Any trip on the lower Zambezi and house-boating on Kariba is full of wonderful wildlife and adventure highlights. Generations of Shearwater canoe and rafting guides have plied their trade down the Zambezi River and its tributaries. Sometimes mysterious, always magnificent and occasionally menacing we believed over 32 years the river had shared with us all of its secrets.
But a mythical pink hippo along with its elephant brethren is something we believed only really existed in the realm of fantasy within the furtive minds of guides that were either too gullible for their own good, or had been munching on magic mushrooms. Yet the compulsion to continue those same traditions of the Shearwater veterans seeking to chart new territories and experiences, led me to investigate yet another such fanciful claim.
As so often happens, it was an unlikely occasion that presented the spectre of opportunity. We were at the tail end of what had been a fantastic trip – but without any proverbial Darwinian breakthroughs or discoveries, and in fact were hoping to catch the final stages of that most secular of attractions: the soccer world cup. This illusive sporting quarry in its own right led us down the far reaches of the Gache Gache River to the eponymous lodge owned by Ray Townsend (pictured).

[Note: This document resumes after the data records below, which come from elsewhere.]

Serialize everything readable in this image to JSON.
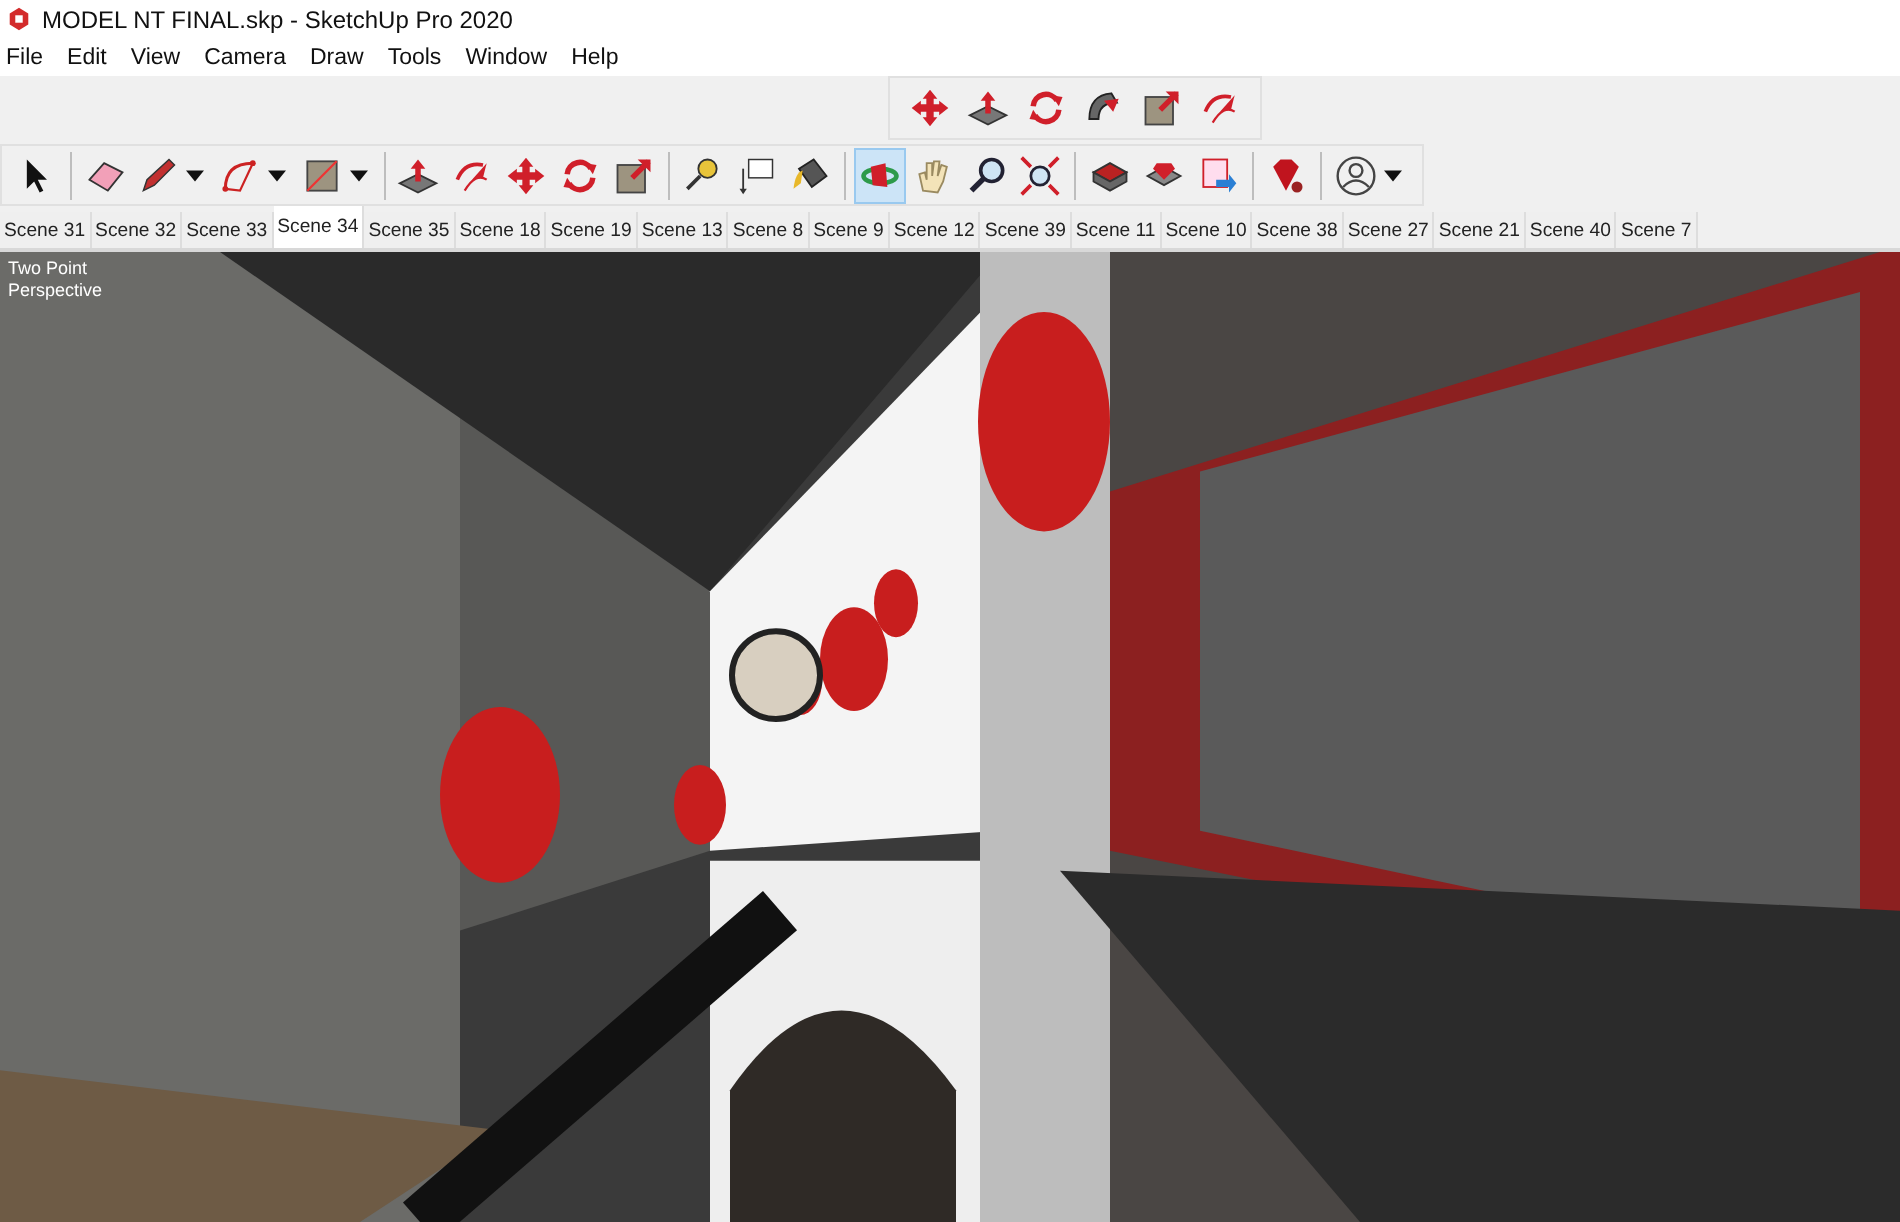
{
  "window": {
    "title": "MODEL NT FINAL.skp - SketchUp Pro 2020"
  },
  "menu": [
    "File",
    "Edit",
    "View",
    "Camera",
    "Draw",
    "Tools",
    "Window",
    "Help"
  ],
  "toolbar_top": [
    {
      "kind": "move",
      "selected": false
    },
    {
      "kind": "pushpull",
      "selected": false
    },
    {
      "kind": "rotate",
      "selected": false
    },
    {
      "kind": "followme",
      "selected": false
    },
    {
      "kind": "scale",
      "selected": false
    },
    {
      "kind": "offset",
      "selected": false
    }
  ],
  "toolbar_main": [
    {
      "kind": "select",
      "selected": false
    },
    {
      "kind": "sep"
    },
    {
      "kind": "eraser",
      "selected": false
    },
    {
      "kind": "pencil",
      "selected": false
    },
    {
      "kind": "dropdown"
    },
    {
      "kind": "arc",
      "selected": false
    },
    {
      "kind": "dropdown"
    },
    {
      "kind": "rectangle",
      "selected": false
    },
    {
      "kind": "dropdown"
    },
    {
      "kind": "sep"
    },
    {
      "kind": "pushpull",
      "selected": false
    },
    {
      "kind": "offset",
      "selected": false
    },
    {
      "kind": "move",
      "selected": false
    },
    {
      "kind": "rotate",
      "selected": false
    },
    {
      "kind": "scale",
      "selected": false
    },
    {
      "kind": "sep"
    },
    {
      "kind": "tape",
      "selected": false
    },
    {
      "kind": "text",
      "selected": false
    },
    {
      "kind": "paint",
      "selected": false
    },
    {
      "kind": "sep"
    },
    {
      "kind": "orbit",
      "selected": true
    },
    {
      "kind": "pan",
      "selected": false
    },
    {
      "kind": "zoom",
      "selected": false
    },
    {
      "kind": "extents",
      "selected": false
    },
    {
      "kind": "sep"
    },
    {
      "kind": "warehouse",
      "selected": false
    },
    {
      "kind": "extension",
      "selected": false
    },
    {
      "kind": "share",
      "selected": false
    },
    {
      "kind": "sep"
    },
    {
      "kind": "ruby",
      "selected": false
    },
    {
      "kind": "sep"
    },
    {
      "kind": "account",
      "selected": false
    },
    {
      "kind": "dropdown"
    }
  ],
  "scene_tabs": [
    {
      "label": "Scene 31",
      "selected": false
    },
    {
      "label": "Scene 32",
      "selected": false
    },
    {
      "label": "Scene 33",
      "selected": false
    },
    {
      "label": "Scene 34",
      "selected": true
    },
    {
      "label": "Scene 35",
      "selected": false
    },
    {
      "label": "Scene 18",
      "selected": false
    },
    {
      "label": "Scene 19",
      "selected": false
    },
    {
      "label": "Scene 13",
      "selected": false
    },
    {
      "label": "Scene 8",
      "selected": false
    },
    {
      "label": "Scene 9",
      "selected": false
    },
    {
      "label": "Scene 12",
      "selected": false
    },
    {
      "label": "Scene 39",
      "selected": false
    },
    {
      "label": "Scene 11",
      "selected": false
    },
    {
      "label": "Scene 10",
      "selected": false
    },
    {
      "label": "Scene 38",
      "selected": false
    },
    {
      "label": "Scene 27",
      "selected": false
    },
    {
      "label": "Scene 21",
      "selected": false
    },
    {
      "label": "Scene 40",
      "selected": false
    },
    {
      "label": "Scene 7",
      "selected": false
    }
  ],
  "viewport": {
    "camera_label": "Two Point\nPerspective"
  }
}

I must confess I thought Ray was entering dangerous territory when after clanking a couple of glasses of fine malt whiskey – he revealed the existence of the fabled pink hippo, and claimed knowledge of the location of this mythical creature. So it was with a mixture of slight cynicism but enough curiosity that ensured I was up the following morning to embark upon a quest for this wildlife holy grail. An outboard was readied and primed and we set off. We were soon cruising through inlets absolutely choking with enormous crocodiles – glimpsing them through the corner of one’s eye slithering into the water certainly led to some involuntary buttock clenching.. But it was as if these menacing reptiles where somehow guardian to hitherto undiscovered treasure somewhere nearby.
Then sure enough – the Eureka moment: there on the banks ruminating with the rest of the bloat was a truly rare wildlife gem – A 15 month old Pink hippo. It was utterly spellbinding. Never in all my blessed years of being privileged to witness so much of Africa’s wild munificence had I been prepared for the exquisite rarity of a baby albino hippopotamus. Even rarer in the modern world -he seemed totally unaffected by his celebrity status, and the whole family seemed as close knit as any.
It is entirely fitting that the exceptionally dedicated Ray Townsend is the gatekeeper to this phenomenon, ensuring it remains under his ever watchful eye.
Shearwater would like to thank Ray for his amazing hospitality and to commend him for his tireless anti-poaching campaign, which has literally revitalised this Kariba tributary into a fishing, bird and wildlife haven.
His efforts need support and recognition particularly as he is now the guardian of one of the rarest big game wildlife specimens ever encountered. We will keep you updated on the how – ‘Ermintrude’ fares, let’s all wish her/him a long peaceful life.
There are many reasons to visit Lake Kariba but none so compelling as the lifetime opportunity to spot the Pink Hippo of Gache Gache!
P.S. Gache Gache Lodge have named this little hippo "Chipolata"!